Apabila seluruh penerimaan migas tiba-tiba ditarik dari sektor pendapatan APBN, defisit akan sangat membengkak sehingga akan mengundang krisis baru yang akan mengantar Indonesia menjadi ”negara gagal”. Dengan demikian, ”kompensasi” atas pengurasan kekayaan migas tak harus seluruh penerimaan negara, tetapi cukup sejumlah persentase tertentu yang disetor dalam akun khusus yang dikelola dan dikembangkan oleh lembaga independen sehingga diharapkan tidak mengganggu APBN bahkan kelak akan meringankan APBN.
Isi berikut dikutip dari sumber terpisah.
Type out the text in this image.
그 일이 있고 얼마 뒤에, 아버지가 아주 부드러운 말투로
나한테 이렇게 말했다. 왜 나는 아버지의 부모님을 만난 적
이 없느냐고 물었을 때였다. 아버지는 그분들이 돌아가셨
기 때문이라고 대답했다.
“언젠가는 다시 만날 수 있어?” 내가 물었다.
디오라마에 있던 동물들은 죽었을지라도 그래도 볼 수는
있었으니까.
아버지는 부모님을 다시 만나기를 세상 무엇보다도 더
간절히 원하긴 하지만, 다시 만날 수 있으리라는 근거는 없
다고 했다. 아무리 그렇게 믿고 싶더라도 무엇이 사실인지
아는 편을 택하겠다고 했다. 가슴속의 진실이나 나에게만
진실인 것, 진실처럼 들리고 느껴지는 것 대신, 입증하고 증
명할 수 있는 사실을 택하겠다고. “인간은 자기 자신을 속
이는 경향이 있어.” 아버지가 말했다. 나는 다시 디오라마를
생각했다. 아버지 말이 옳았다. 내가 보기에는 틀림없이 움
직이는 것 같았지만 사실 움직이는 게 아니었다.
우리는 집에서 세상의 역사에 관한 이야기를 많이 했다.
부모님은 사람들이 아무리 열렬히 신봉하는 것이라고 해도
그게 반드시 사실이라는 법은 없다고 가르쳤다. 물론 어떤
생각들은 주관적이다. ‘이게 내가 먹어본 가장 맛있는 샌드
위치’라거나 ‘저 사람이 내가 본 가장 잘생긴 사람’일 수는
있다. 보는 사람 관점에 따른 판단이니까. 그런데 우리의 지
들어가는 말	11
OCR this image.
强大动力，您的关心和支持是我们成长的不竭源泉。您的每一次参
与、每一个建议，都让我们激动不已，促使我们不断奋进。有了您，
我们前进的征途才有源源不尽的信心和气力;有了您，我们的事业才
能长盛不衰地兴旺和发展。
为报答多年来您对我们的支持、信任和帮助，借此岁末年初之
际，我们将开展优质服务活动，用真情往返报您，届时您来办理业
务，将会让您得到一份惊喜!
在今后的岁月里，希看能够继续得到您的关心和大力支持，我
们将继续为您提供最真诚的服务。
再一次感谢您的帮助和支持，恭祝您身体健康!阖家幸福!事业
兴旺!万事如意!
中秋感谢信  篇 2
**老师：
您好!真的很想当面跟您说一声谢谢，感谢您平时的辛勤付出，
Dana ”kompensasi” sangat bermanfaat untuk mengundang investor melalui pembiayaan akuisisi data kebumian yang lebih lengkap. Selama ini kampanye eksplorasi kurang bergema, dan diyakini salah satu penyebabnya adalah minimnya data geologi dan geofisika yang matang dan bermutu khususnya di Indonesia Timur dan kawasan perbatasan pada mana masa depan migas Indonesia dipertaruhkan.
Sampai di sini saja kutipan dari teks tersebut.